MyLittleModel is now a pure feed-forward network (before it had a CNN part), #168 (closed)


technical:

new compile options check to ensure its execution, #154 (closed)

bugfix for key errors in time series plot, #169 (closed)

bugfix for not used kwargs in DefaultDataHandler, #170 (closed)


trainable parameter is renamed by train_model to prevent confusion with the tf trainable parameter, #162 (closed)

fixed HPC installation failure, #159 (closed)


v0.11.0 -  2020-08-24  -  Advanced Data Handling for MLAir

general

Introduce advanced data handling with much more flexibility (independent of TOAR DB, custom data handling is
pluggable), #144 (closed)

default data handler is still using TOAR DB


new features

default data handler using TOAR DB refactored according to advanced data handling, #140 (closed), #141 (closed), #152 (closed)

data sets are handled as collections, #142 (closed), and are iterable in a standard way (StandardIterator) and optimised for
keras (KerasIterator), #143 (closed)

automatically moving station map plot, #136 (closed)


technical

model modules available from package, #139 (closed)

renaming of parameter time dimension, #151 (closed)

refactoring of README.md, #138 (closed)


v0.10.0 -  2020-07-15  -  MLAir is official name, Workflows, easy Model plug-in

general

Official project name is released: MLAir (Machine Learning on Air data)
a model class can now easily be plugged in into MLAir. #121 (closed)

introduced new concept of workflows, #134 (closed)


new features

workflows are used to execute a sequence of run modules, #134 (closed)

default workflows for standard and the Juelich HPC systems are available, custom workflows can be defined, #134 (closed)

seasonal decomposition is available for conditional quantile plot, #112 (closed)

map plot is created with coordinates, #108 (closed)


flatten_tails are now more general and easier to customise, #114 (closed)
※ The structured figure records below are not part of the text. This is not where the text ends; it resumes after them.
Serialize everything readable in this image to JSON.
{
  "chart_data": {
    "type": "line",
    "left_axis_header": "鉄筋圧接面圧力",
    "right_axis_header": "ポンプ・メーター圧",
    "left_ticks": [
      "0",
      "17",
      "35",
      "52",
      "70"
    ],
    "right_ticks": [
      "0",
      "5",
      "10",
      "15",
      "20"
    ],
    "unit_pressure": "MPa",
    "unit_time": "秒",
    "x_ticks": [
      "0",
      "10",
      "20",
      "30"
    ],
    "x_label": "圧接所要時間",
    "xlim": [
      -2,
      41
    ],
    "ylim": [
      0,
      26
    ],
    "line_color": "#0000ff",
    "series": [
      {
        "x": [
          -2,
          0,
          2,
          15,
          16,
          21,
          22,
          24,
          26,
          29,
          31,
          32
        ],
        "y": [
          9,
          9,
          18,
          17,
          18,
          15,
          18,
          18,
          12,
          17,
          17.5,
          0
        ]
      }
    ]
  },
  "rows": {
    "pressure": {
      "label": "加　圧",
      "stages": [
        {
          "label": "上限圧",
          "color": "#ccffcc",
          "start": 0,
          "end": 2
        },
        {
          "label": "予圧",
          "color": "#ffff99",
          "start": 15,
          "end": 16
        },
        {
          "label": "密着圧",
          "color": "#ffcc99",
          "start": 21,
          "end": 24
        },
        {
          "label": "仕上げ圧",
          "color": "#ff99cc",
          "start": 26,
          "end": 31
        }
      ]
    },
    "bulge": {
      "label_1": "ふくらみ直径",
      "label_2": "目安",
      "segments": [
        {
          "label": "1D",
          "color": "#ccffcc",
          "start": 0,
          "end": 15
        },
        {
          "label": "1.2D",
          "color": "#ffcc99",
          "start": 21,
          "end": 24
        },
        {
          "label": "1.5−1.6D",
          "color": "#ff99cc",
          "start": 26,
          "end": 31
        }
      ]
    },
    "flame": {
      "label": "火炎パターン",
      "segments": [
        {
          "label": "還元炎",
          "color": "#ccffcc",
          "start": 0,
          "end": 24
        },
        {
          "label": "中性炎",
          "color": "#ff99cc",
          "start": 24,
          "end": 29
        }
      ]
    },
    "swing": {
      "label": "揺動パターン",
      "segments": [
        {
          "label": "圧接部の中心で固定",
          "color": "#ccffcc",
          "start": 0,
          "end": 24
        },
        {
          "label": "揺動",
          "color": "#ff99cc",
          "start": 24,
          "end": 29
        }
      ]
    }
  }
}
model classes have custom compile options (replaces set_loss), #110 (closed)

model can be set in ExperimentSetup from outside, #121 (closed)

default experiment settings can be queried using get_defaults(), #123 (closed)

training and model settings are reported as MarkDown and Tex tables, #145 (closed)


technical

Juelich HPC systems are supported and installation scripts are available, #106 (closed)

data store is tracked, I/O is saved and illustrated in a plot, #116 (closed)

batch size, epoch parameter have to be defined in ExperimentSetup, #127 (closed), #122 (closed)

automatic documentation with sphinx, #109 (closed)

default experiment settings are updated, #123 (closed)

refactoring of experiment path and its default naming, #124 (closed)

refactoring of some parameter names, #146 (closed)

preparation for package distribution with pip, #119 (closed)

all run scripts are updated to run with workflows, #134 (closed)

the experiment folder is restructured, #130 (closed)